Publicado en La Gaceta de Salamanca

El asesinato del periodista  saudí Jamal Khashogui en el consulado de Arabia Saudí en Estambul (Turquía) reaviva el concepto de crueldad de ese período oscurantista de la historia que fue la Edad Media. Si hacemos caso a Al Jazira y a ese portal especializado en Oriente Medio llamado Middle East Eye  que, a su vez citaron fuentes de seguridad turcas, nos colocamos en un escenario de máximo horror: el descuartizamiento del escritor desaparecido el pasado 2 de octubre cuando aún estaba con vida. Por si este “detalle” no fuera lo suficientemente impactante, cabría añadir que esa barbarie tuvo lugar en el mismo despacho del cónsul por el médico forense saudí Salah al Tubaigy que viajó con el escuadrón de  15 saudíes que volaron a Turquía el mismo día de la desaparición de Khashoggi. Incluso hay medios árabes que señalan que existe un audio en el que se recogen los últimos minutos de vida del asesinado quien, después de ser insultado y torturado pudo haber sido descuartizado mientras el aún estaba vivo. Según la fuente del Middle East Eye,  el ejecutor de esta tarea, Salah al Tubaigy recomendó a sus compañeros que hicieran lo mismo que él cuando hacía ese “trabajo”: escuchar música.
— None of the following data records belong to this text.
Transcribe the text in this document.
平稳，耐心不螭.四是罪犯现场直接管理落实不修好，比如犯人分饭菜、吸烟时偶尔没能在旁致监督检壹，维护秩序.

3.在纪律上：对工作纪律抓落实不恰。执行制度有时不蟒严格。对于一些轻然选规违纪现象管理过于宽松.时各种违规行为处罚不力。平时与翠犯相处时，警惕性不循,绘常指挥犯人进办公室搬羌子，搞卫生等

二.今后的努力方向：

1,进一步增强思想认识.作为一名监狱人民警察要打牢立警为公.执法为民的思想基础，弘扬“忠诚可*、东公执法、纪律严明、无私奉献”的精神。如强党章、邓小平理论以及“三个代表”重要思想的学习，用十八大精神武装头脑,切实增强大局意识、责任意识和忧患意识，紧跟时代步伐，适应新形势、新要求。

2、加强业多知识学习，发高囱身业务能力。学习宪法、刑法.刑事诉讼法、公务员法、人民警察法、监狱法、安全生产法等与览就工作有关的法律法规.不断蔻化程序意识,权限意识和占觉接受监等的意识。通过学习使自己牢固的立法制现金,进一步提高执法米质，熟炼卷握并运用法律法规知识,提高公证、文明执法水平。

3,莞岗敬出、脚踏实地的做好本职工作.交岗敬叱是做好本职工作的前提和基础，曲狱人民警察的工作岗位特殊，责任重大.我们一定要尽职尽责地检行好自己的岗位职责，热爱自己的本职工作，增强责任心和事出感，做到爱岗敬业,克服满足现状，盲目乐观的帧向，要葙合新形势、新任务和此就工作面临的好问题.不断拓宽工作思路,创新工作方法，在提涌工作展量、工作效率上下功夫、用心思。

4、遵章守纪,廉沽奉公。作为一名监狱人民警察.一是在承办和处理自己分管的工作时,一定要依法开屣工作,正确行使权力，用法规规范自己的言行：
Además de toda esta información, que  paraliza al más valiente, lo cierto es que ahora existe un conflicto internacional,  por más que los saudíes negarán enérgicamente primero su participación en la desaparición de Khashoggi y ahora hayan concluido que su muerte fue “un tremendo error” y que no saben dónde están sus restos. En un intento desesperado de reconducir la difícil situación, el ministro de Asuntos Exteriores del reino, Al Jubeir ha afirmado en la televisión estadounidense Fox que están decidido a castigar a los responsables del asesinato  y ha asegurado que los implicados intentaron encubrir la muerte al Gobierno. Al Jubeir, experimentado diplomático,  sabía que era imprescindible reconocer el delito y  hacer acto de contrición para intentar que la relación Riad-Washington resistiera a la tormenta provocada por el escándalo,  al igual que era necesario que el rey Salmán de Arabia Saudí  y el príncipe heredero Mohamed bin Salman expresaran sus condolencias al hijo del periodista fallecido. Pero más allá de que las aguas puedan volver o no a su cauce, el mundo entero se ha quedado estupefacto al comprobar cuáles pueden ser ciertas prácticas habituales de las que en esta ocasión se ha enterado y en otras ocasiones –probablemente la mayoría- no tiene la menor consciencia.